The Magic of Transparent Watercolor

I have chosen transparent watercolor as my medium for animal portraits because of its many qualities which enhance the furry and feathery texture of animals. Although it is a difficult medium by many standards, I have found it to be worth the trouble because of the beautiful effects I can achieve.

Transparent watercolor paintings are often very light and washy when the paints are applied quickly and loosely with big brushes and lots of water. My technique is a little different. I DO begin by blocking in the shape of the animal with a light wash or two, but then I switch to a hair-by-hair approach as more and more layers of paint are added. Each additional layer of paint is a bit darker than the previous layer, and this slow layering of paint is what gives the painting its depth and clarity. A finished portrait may have as many as twenty layers of paint in the darker areas and one or two layers in the lightest areas. White paint is almost never used except for highlights in eyes or whiskers.

The slow, gradual build up of watercolor layers may be very time-consuming, but it is also very rewarding, because the depth and clarity that result make the subject seem three-dimensional and lifelike, velvety and rich. I hope that by studying my paintings you will agree that watercolor is a beautiful medium and is perfectly suited to the portraiture of animals.

A Limited Palette

My palette for painting most animals consists of only about six rather plain colors—payne's gray, ivory black, burnt sienna, yellow ochre, cerulean blue, ultramarine blue—and an occasional hint of red or sap green. Using these modest colors, I can do almost anything necessary to make an animal portrait come alive.

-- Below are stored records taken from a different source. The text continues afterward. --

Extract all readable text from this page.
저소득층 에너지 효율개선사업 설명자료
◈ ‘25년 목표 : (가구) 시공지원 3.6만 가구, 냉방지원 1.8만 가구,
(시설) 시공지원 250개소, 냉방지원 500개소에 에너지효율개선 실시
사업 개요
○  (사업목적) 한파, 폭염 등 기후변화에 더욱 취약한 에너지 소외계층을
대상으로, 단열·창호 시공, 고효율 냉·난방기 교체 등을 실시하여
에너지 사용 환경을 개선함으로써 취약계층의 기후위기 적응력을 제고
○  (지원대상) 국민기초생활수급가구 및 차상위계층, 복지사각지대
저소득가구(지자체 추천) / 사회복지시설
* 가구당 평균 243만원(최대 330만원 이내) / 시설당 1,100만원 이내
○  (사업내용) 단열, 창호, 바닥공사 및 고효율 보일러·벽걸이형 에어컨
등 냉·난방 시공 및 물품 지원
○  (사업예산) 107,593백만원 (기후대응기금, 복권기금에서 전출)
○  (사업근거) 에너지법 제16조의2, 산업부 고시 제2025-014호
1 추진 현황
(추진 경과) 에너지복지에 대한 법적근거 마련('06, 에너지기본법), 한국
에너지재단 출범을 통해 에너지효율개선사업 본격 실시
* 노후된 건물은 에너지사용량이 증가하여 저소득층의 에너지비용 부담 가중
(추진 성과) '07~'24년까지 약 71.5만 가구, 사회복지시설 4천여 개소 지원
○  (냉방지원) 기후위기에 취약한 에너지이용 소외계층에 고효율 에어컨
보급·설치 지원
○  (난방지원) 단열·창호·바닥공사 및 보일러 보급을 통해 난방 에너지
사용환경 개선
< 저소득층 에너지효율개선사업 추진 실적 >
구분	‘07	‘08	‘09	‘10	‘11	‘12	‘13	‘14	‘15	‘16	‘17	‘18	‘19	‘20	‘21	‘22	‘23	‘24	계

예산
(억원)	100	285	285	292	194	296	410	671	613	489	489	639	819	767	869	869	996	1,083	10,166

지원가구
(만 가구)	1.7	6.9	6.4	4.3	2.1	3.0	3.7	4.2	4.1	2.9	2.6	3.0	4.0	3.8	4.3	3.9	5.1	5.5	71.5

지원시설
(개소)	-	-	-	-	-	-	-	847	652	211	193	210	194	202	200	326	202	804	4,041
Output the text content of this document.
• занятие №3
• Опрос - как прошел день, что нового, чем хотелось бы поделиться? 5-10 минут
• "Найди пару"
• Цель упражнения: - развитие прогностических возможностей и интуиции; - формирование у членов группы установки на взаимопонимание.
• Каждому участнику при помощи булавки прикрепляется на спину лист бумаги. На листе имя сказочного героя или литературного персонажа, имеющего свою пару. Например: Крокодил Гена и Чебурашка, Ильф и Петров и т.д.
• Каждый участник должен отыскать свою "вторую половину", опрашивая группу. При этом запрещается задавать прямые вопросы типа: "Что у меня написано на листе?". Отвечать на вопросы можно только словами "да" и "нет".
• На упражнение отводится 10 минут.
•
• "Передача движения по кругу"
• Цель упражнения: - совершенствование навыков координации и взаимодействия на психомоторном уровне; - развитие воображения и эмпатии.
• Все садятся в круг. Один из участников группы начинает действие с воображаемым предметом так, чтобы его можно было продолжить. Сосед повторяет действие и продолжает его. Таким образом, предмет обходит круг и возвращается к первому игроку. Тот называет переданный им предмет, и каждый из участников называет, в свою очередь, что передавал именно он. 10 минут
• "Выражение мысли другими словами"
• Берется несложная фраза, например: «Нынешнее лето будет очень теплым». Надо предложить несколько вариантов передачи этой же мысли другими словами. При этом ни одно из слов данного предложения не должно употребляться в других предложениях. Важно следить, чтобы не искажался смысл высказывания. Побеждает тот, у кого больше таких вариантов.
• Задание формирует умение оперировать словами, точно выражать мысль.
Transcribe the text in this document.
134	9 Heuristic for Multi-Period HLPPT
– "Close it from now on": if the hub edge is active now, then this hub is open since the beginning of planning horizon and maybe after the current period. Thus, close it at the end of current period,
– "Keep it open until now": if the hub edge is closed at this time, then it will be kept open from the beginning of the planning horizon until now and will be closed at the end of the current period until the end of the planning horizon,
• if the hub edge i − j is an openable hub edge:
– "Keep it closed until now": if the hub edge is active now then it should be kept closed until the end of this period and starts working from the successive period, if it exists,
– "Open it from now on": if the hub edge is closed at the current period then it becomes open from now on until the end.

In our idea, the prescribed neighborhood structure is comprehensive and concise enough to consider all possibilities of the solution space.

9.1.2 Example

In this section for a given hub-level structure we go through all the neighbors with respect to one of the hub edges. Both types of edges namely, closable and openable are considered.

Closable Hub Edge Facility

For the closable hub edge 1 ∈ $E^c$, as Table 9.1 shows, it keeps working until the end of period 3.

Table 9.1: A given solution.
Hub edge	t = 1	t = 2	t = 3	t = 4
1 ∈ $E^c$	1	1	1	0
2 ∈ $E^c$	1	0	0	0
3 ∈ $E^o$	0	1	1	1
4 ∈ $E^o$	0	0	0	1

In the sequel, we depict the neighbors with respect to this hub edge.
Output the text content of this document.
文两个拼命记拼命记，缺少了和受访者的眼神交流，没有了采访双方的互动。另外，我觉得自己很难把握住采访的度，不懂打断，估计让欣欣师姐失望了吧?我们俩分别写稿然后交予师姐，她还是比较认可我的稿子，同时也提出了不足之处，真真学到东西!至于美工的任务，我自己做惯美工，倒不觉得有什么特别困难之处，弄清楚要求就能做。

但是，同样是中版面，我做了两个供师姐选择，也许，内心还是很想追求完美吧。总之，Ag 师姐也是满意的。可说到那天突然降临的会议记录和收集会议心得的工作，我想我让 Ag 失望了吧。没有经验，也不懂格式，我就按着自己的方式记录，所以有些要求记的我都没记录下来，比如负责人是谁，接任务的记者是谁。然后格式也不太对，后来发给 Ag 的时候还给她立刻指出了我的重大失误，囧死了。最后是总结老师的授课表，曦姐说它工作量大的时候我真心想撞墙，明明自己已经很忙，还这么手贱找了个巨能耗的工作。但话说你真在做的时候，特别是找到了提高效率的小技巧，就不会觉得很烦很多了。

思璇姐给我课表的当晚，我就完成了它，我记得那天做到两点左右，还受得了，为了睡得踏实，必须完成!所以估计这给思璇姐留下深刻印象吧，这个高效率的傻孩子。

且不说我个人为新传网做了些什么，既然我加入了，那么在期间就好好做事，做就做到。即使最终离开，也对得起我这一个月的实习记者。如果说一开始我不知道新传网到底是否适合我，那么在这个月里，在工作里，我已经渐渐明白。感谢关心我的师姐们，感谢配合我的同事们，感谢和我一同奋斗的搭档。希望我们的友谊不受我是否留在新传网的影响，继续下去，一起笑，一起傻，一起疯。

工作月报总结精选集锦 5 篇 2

Thinking Positively and Negatively

Transparent watercolor is indeed that: transparent. The white you see in a transparent watercolor painting is the white of the paper that has been left unpainted. When you look at a white (or very light) spot on the painting, you are looking at the pure, 100% cotton watercolor paper's surface with little or no paint on it. In all cases, these areas were intentionally left unpainted. The watercolor artist needs to perceive his/her subject in both negative and positive at the same time, and must consciously paint around areas that are meant to remain white or light.

No White Paint

In purist transparent watercolor paintings, white paint is generally forbidden. In fact, there is no such thing as white transparent watercolor paint! White paint is by its very nature OPAQUE, not transparent; it covers up what's under it. But it also permanently changes the surface of the area covered, and its overuse can be very noticeable and unattractive. In my transparent watercolors of animals, I occasionally use opaque white paint in the final stage of painting to achieve tiny highlights in eyes or whiskers, and nothing else.